Avec Foodwatch, on a montré que les produits les moins chers dans les supermarchés sont les plus sucrés. Si vous n’avez pas suffisamment d’argent, on vous fait vous diriger vers des produits trop sucrés. C’est ce système qui crée des inégalités.

Comment les autorités répondent-elles face à cette situation ?

Les ministères renvoient en général la responsabilité de l’alimentation sur les individus. L’éducation à l’alimentation, certes, c’est important. Mais ça ne doit pas évacuer la grosse partie du problème : le verrouillage d’un système alimentaire injuste qui crée des maladies chroniques. Il faut continuer à enquêter et démontrer la responsabilité des acteurs comme la grande distribution dans l’orchestration d’un marché à deux vitesses. (...)

Il y a quelques années, une proposition de loi transpartisane portée par des députés déterminés comme Richard Ramos [du MoDem, ndlr] visait à interdire les nitrites dans l’alimentation.

Plus de 300 000 personnes avaient signé une pétition en ce sens en 2022. On compte plus de 570 000 signatures aujourd’hui. En plus, le marché sait faire autrement en proposant des jambons sans nitrites.

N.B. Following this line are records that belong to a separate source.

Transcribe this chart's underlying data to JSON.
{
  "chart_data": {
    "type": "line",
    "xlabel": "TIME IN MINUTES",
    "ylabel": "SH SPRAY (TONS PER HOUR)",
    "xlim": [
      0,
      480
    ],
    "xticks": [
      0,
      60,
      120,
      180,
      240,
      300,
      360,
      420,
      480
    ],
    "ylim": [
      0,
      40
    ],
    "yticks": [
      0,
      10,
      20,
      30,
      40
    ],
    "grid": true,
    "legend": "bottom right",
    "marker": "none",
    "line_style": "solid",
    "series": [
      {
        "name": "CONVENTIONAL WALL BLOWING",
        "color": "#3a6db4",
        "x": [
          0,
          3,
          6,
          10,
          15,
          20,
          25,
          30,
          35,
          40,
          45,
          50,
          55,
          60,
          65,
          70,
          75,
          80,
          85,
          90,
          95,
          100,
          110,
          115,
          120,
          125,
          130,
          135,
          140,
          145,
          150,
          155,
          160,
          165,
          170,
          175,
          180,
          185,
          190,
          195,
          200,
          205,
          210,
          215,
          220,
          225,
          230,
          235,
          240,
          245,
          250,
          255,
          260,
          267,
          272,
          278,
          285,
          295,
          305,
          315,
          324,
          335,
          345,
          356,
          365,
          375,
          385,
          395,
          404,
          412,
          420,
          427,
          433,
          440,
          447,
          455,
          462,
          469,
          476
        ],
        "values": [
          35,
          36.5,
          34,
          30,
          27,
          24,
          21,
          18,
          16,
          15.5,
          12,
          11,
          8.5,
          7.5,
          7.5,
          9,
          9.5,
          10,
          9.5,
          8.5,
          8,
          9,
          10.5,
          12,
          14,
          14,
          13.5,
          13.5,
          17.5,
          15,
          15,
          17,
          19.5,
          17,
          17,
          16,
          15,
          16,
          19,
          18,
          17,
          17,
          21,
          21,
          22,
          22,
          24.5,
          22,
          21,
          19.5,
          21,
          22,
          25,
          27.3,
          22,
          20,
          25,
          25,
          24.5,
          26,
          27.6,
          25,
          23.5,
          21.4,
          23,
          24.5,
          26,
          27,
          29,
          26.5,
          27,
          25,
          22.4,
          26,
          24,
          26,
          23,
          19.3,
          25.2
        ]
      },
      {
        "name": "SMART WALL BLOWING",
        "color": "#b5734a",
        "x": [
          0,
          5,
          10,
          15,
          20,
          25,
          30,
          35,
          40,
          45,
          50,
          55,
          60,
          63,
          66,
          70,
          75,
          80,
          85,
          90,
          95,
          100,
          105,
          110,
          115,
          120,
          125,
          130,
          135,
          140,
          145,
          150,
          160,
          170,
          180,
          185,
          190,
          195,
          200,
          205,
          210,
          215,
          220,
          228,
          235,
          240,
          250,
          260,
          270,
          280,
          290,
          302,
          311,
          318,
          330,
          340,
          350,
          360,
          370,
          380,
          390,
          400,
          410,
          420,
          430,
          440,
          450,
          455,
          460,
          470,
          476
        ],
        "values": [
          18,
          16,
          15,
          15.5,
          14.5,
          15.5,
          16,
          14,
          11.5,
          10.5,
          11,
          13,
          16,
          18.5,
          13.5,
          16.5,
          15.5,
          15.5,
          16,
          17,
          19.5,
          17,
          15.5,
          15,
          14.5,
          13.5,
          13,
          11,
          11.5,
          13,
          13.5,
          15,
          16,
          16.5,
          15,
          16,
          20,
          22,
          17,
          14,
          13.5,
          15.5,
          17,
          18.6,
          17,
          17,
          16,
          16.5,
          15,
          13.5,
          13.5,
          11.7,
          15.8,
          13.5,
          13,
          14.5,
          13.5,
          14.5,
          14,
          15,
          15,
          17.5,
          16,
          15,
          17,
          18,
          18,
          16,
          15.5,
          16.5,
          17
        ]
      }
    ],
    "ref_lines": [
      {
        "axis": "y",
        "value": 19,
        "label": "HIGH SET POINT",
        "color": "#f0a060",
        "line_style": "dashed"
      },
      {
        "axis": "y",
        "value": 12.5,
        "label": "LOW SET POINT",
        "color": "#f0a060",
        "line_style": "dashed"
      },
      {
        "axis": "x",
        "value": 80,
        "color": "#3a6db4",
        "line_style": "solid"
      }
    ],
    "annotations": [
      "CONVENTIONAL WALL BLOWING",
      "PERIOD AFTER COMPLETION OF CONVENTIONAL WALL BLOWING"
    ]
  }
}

Les lobbys de l’agroalimentaire ont bloqué cette loi, mais surtout, les ministères de l’Agriculture et de la Santé n’ont, à aucun moment, soutenu l’interdiction. Ils ont donné raison à l’industrie de la charcuterie industrielle et aux lobbys, et se sont contentés d’engagement volontaire des industriels.

« On descend les doses », promettent ceux-ci. La belle affaire ! Ça leur permet de maintenir un marché à deux vitesses (...)

Foodwatch a récemment montré que deux tiers des promotions dans les supermarchés concernent des produits trop gras, trop sucrés, trop salés. Et que tout est fait pour attirer les enfants vers ce type de malbouffe. Vous essayez d’alerter dans les ministères et racontez dans votre livre un échange sidérant avec Aurore Bergé, alors ministre des Solidarités et des Familles…

(...)

Dans l’alimentaire, je vois une myriade d’alternatives, d’expérimentations très encourageantes comme des épiceries sociales et solidaires ou comme l’association Vrac, qui monte des groupements d’achat dans les quartiers populaires.

Il y a bien sûr les expérimentations de Sécurité sociale de l’alimentation qui réintroduisent de la justice sociale, du commun, du lien surtout. La réalité, ce sont des femmes et hommes qui, sur le terrain, se rencontrent, inventent, construisent des choses – dans le domaine de l’alimentation, mais pas seulement.

Se mettre en action, ce n’est pas rien, et surtout, ça fait un bien fou. Ça nous réconcilie avec les valeurs et la façon de vivre dont on a envie et besoin, et ça réconcilie avec les autres. Cela provoque un effet d’entraînement, de mise en mouvement. Ne sous-estimez pas le pouvoir que vous avez.